This is a very interesting idea. A concept I've toyed with quite a bit, although I'm trying to emulate the Synclavier sound.
What it all comes down to is cost. To do a a VST style emulation is fairly easy and straightforward, although not ever good enough sonically.
However a hardware/software platform is much more complex, simply because you're dealing with a hardware prototype programming environment.
All my efforts lead to the same answer. Yes it is possible, but it's going to be very very expensive. Far more expensive than buying a used Fairlight or Synclavier.
What would make this extra price ticket worth it?

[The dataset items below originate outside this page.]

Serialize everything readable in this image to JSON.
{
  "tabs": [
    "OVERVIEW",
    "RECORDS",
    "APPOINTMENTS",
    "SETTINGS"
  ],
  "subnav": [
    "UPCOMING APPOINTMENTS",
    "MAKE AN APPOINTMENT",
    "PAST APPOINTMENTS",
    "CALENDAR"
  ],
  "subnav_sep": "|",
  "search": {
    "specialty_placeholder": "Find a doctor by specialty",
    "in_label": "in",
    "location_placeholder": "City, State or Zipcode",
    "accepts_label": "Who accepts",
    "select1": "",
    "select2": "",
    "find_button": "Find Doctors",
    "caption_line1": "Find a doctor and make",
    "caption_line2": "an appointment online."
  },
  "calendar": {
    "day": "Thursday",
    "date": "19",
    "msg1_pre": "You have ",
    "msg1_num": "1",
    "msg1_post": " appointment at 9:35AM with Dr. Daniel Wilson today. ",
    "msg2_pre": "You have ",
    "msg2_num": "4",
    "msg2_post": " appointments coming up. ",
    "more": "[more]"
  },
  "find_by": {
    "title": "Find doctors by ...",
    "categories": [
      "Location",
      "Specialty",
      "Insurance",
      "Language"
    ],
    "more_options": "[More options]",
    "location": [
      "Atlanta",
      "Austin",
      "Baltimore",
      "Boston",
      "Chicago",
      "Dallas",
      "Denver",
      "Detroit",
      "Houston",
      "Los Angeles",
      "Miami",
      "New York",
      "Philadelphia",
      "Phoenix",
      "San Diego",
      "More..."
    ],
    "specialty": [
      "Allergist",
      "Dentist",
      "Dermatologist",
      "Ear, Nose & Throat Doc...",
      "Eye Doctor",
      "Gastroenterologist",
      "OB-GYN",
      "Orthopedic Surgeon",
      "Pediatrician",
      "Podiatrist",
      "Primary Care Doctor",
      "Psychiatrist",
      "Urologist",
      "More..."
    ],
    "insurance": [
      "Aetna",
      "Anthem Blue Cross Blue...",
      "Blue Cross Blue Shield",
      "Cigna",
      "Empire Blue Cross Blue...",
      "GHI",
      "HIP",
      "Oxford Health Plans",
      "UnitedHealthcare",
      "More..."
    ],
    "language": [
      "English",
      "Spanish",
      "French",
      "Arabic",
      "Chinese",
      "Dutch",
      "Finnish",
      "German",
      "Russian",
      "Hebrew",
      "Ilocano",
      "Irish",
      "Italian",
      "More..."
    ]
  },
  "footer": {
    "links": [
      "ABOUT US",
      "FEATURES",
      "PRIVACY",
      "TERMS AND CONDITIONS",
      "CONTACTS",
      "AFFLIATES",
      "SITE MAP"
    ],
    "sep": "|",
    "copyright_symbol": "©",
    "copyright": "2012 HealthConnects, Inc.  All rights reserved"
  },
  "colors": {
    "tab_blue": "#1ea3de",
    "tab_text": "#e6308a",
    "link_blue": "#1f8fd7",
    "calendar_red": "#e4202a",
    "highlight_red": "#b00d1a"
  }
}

Perhaps a super sampler with, 100kHz (or more), disk streaming, analog filters, modern Mac environment?
Tobias
dvdborn wrote:
There is also another possibility to emulate the sound of the IIx more faithfully.
If someone would build a firewire/USB audio interface with 8 8 bit D/A-channels that use a
variable sample clock to transpose the sample of each channel and has an analogue filter for
each channel, using eg. the CEM chips from the DSI Prophet '08/Evolver.
I have no idea how hard it is to design an audio interface with todays technology that uses
old 8 bit technology. But I'm guessing that it isn't asking too much from the technology. Or
am I mistaken?
The front end can than be a faithfull emulation of the IIx's system as a VST or stand alone
application that drives the external audio interface.